The Virgin, crowned with flowers by an angel, stands under a canopy in an open room on the slope of a valley where there is a church. The painting was recovered in Ancona by Archbishop Ragnini and belonged to the 2nd Church of St. Catherine of Alexandria, located on Capuchin Hill, abandoned in 1861.
The author of the painting is unknown, but we are able to reconstruct its history and iconography thanks to its images, provenance and to the figure of St. Catherine from Alexandria who shows both Baroque and in some ways also Pomarancio's influences, as well as to Mario Pirani's description of it in his book "The Churches of Ancona."
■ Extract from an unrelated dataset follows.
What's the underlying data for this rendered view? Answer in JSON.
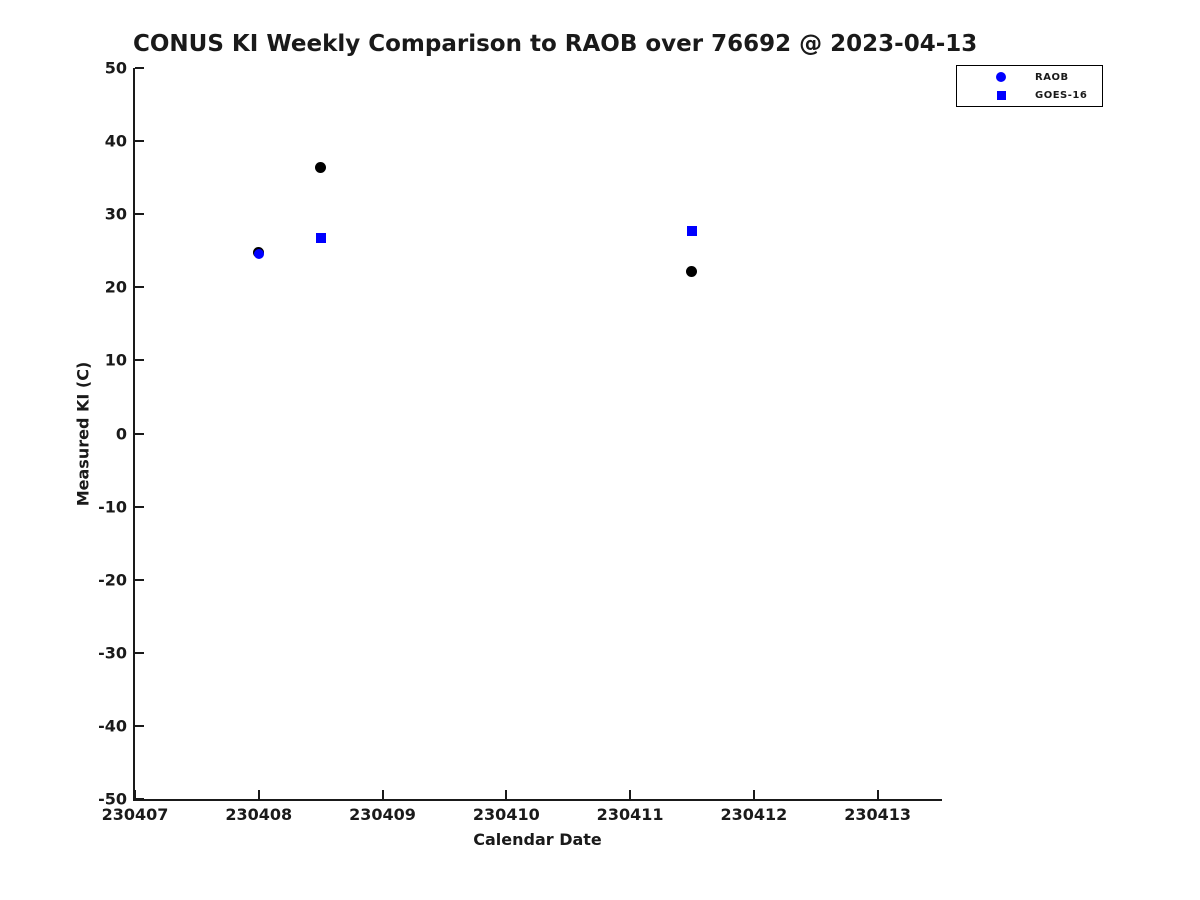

The landscape corresponds exactly to the church described by Pirani, but also the characters, otherwise unknown, match. In fact St. John the Baptist was highly venerated by eastern hermits who sheltered in Ancona and began its cult after the persecution of Leo III Isauricus, whereas the Franciscan depicted may be a prior of the Capuchins who repeatedly made the church restored between the 16th and 18th centuries.